December 27, 1926, plaintiff was convicted of the crime of breaking and entering a shop in the nighttime, contrary to 3 Comp. Laws 1929, § 16948 (Act No. 345, Pub. Acts 1925), which provided a maximum penalty of 15 years’ imprisonment therefor. The judgment of sentence, however, read a minimum term of two years and a maximum term of five years, with recommended maximum of two years and six months.
August 20, 1928, plaintiff was released on parole. November 12, 1928, while on parole he committed the crime of robbery armed, in violation of 3 Comp. Laws 1929, § 16722 (3 Comp. Laws 1915, § 15206 as amended by Act No. 374, Pub. Acts 1927), the maximum penalty for which was life or any number of *307years. On December 28, 1928, plaintiff was sentenced to serve a minimum of 20 years and a maximum of 40 years for such offense.
March 20,1929, on report to him of plaintiff’s sentence of robbery armed and on recommendation of the supervisor of paroles, the commissioner of pardons and paroles entered an order that plaintiff serve his original sentence for breaking and entering, as imposed on December 27, 1926, before beginning the serving of his sentence for robbery armed.
February 12, 1936, the commissioner, acting under Act No. 115, Pub. Acts 1931, made an order annulling the remaining portion of plaintiff’s first sentence (for breaking and entering) to permit him to commence serving his second sentence (for robbery armed). Plaintiff is held by defendants and the prison officers as having commenced service of his term for robbery armed on February 12, 1936.
At no time has plaintiff had a hearing on the charge of violating his parole.
His contentions are that his first sentence would have expired by operation of law in five years, because of the judgment of the court; but that, in fact, it expired on his return to prison because the failure of defendants and their predecessors to accord him a hearing for violation of parole estopped the State from further imprisoning him under the first sentence; that the order continuing his first sentence after his return to prison was unwarranted and unlawful; that his second sentence commenced to run on December 28, 1928, the day it was imposed; and that defendants refuse to correct the records of their department and of the prison to conform to his legal rights.

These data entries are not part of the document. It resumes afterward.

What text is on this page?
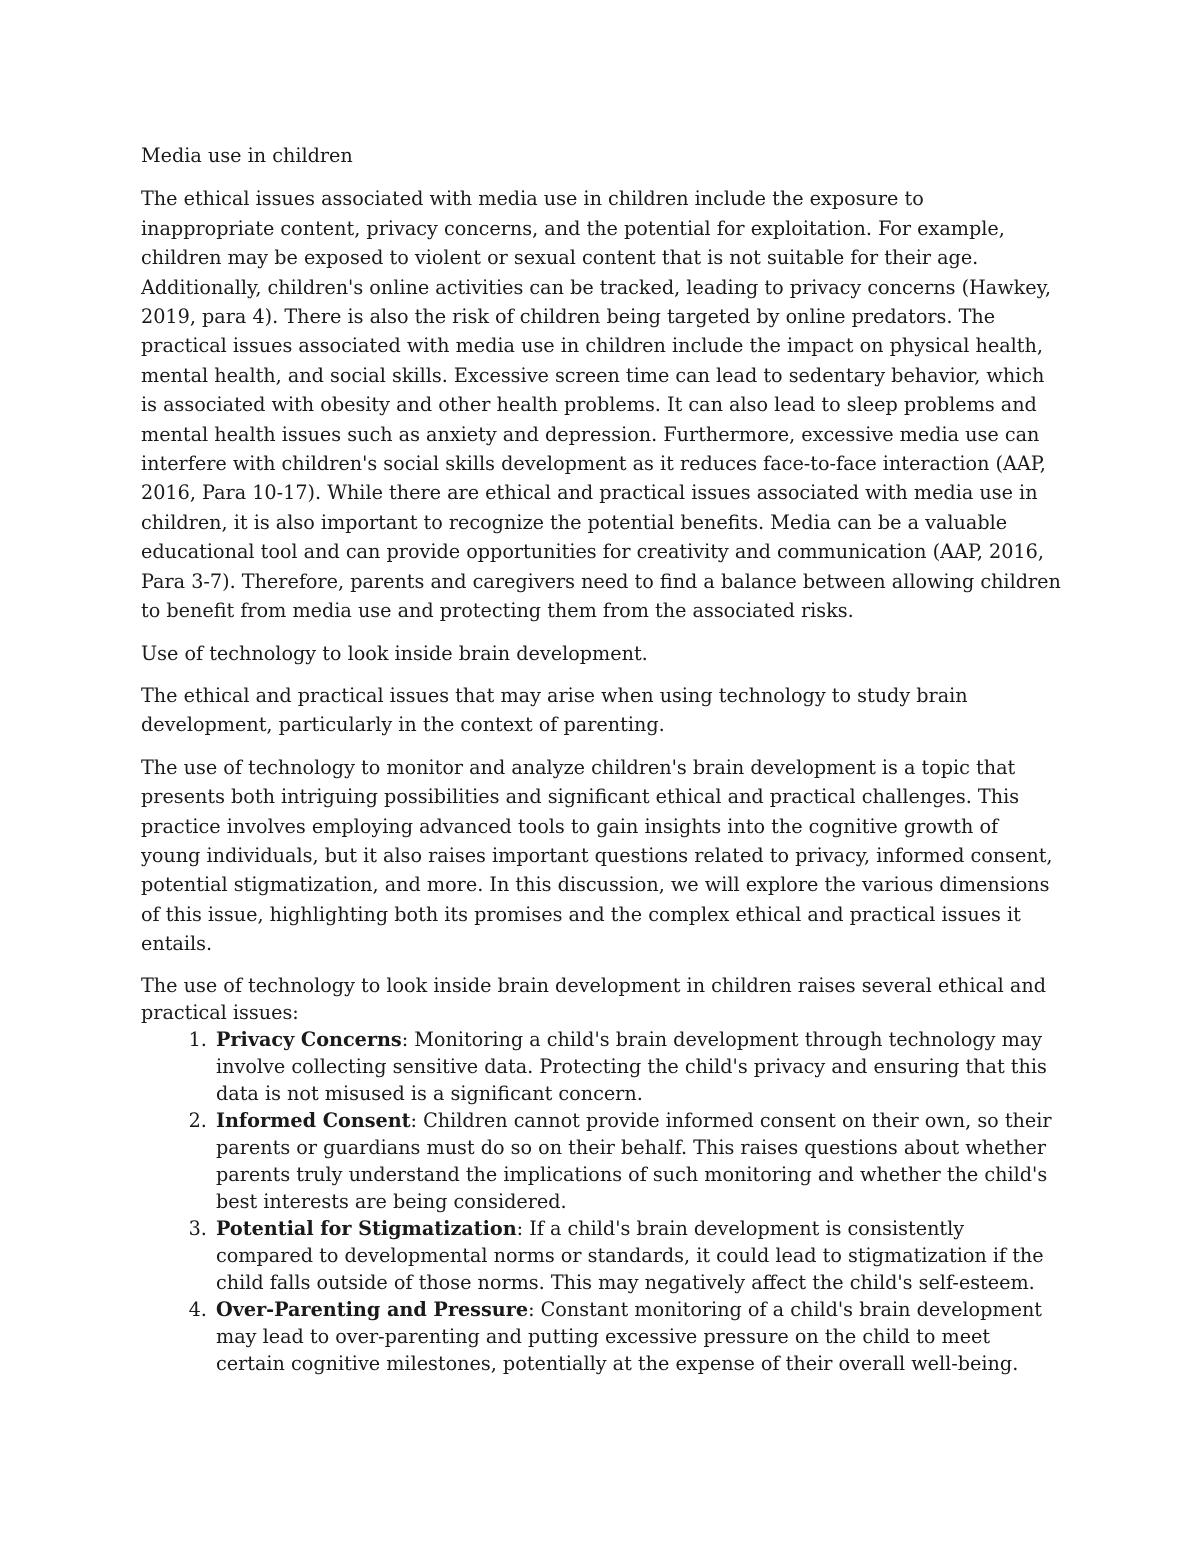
Media use in children

The ethical issues associated with media use in children include the exposure to inappropriate content, privacy concerns, and the potential for exploitation. For example, children may be exposed to violent or sexual content that is not suitable for their age. Additionally, children's online activities can be tracked, leading to privacy concerns (Hawkey, 2019, para 4). There is also the risk of children being targeted by online predators. The practical issues associated with media use in children include the impact on physical health, mental health, and social skills. Excessive screen time can lead to sedentary behavior, which is associated with obesity and other health problems. It can also lead to sleep problems and mental health issues such as anxiety and depression. Furthermore, excessive media use can interfere with children's social skills development as it reduces face-to-face interaction (AAP, 2016, Para 10-17). While there are ethical and practical issues associated with media use in children, it is also important to recognize the potential benefits. Media can be a valuable educational tool and can provide opportunities for creativity and communication (AAP, 2016, Para 3-7). Therefore, parents and caregivers need to find a balance between allowing children to benefit from media use and protecting them from the associated risks.

Use of technology to look inside brain development.

The ethical and practical issues that may arise when using technology to study brain development, particularly in the context of parenting.

The use of technology to monitor and analyze children's brain development is a topic that presents both intriguing possibilities and significant ethical and practical challenges. This practice involves employing advanced tools to gain insights into the cognitive growth of young individuals, but it also raises important questions related to privacy, informed consent, potential stigmatization, and more. In this discussion, we will explore the various dimensions of this issue, highlighting both its promises and the complex ethical and practical issues it entails.

The use of technology to look inside brain development in children raises several ethical and practical issues:

1. Privacy Concerns: Monitoring a child's brain development through technology may involve collecting sensitive data. Protecting the child's privacy and ensuring that this data is not misused is a significant concern.
2. Informed Consent: Children cannot provide informed consent on their own, so their parents or guardians must do so on their behalf. This raises questions about whether parents truly understand the implications of such monitoring and whether the child's best interests are being considered.
3. Potential for Stigmatization: If a child's brain development is consistently compared to developmental norms or standards, it could lead to stigmatization if the child falls outside of those norms. This may negatively affect the child's self-esteem.
4. Over-Parenting and Pressure: Constant monitoring of a child's brain development may lead to over-parenting and putting excessive pressure on the child to meet certain cognitive milestones, potentially at the expense of their overall well-being.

The action is mandamus, to require defendants to accord plaintiff credit on the term for robbery *308armed of all time served since December 28, 1928, and to correct the records accordingly.
In 1926, when plaintiff was sentenced for breaking and entering, as now, the indeterminate sentence law provided:
‘ ‘ The maximum penalty provided by law shall be the maximum sentence in all cases except as herein provided and shall be stated by the judge in passing sentence. ’ ’ 3 Comp. Laws 1915, § 15859; 3 Comp. Laws 1929, § 17336.
The statute governed the maximum term; the court could not change it; the provision in the judgment of sentence of a maximum term of five years was a nullity; by force of law, the sentence ran to a maximum term of 15. years. In re Evans, 173 Mich. 25. Consequently plaintiff’s sentence for breaking and entering was in force and unexpired at the time of his second sentence.
Under 3 Comp. Laws 1929, §§ 17516, 17524, the governor or the warden or superintendent of the prison may return a paroled convict to the prison under the conditions named in the statute. Under sections 17524 and 17513 report of the return and the reasons therefor must be made to the commissioner of pardons and paroles, who in turn is required to give the convict a hearing and permit him to show cause, if any, why the original sentence imposed upon him should not be executed.
But 3 Comp.. Laws 1929, § 17526 (also 3 Comp. Laws 1915, § 15868) provides:
“Seo. 10. Any prisoner committing a crime while at large upon parole or conditional release and being convicted’and sentenced therefor shall serve the second sentence to commence from the date of termination of the first sentence after the first sentence is served or annulled. ’ ’
*309Section 17526 is mandatory and self-executing, having reference to a special condition, and is not governed by the machinery covering violations of paroles. Automatically, a prisoner who comes within its provisions continues to serve his first sentence and he is not entitled to a hearing before the commissioner for violation of parole. Technically, the order of the commissioner continuing plaintiff’s first sentence was not necessary. But it was in accord with the statute and was proper procedure to make the record and definitely advise the convict of his status.
The subsequent annulment of plaintiff’s first sentence by the commissioner was under Act No. 115, Pub. Acts 1931, which adds a section to the statute immediately following section 17526.
“Seo. 10-a. The power to annul the remaining portion of a first sentence referred to in the next preceding section of this act is hereby vested in the commissioner of pardons and paroles.”
The acts of defendants and their predecessors in counting*, as upon his first sentence, time served by plaintiff after his return to prison on his second sentence and until the annulment of the first sentence by the commissioner on February 12, 1936, were in accord with the law.
Writ denied.
North, Wiest, Butzel, Btjshnell, Sharpe, Potter, and Chandler, JJ., concurred.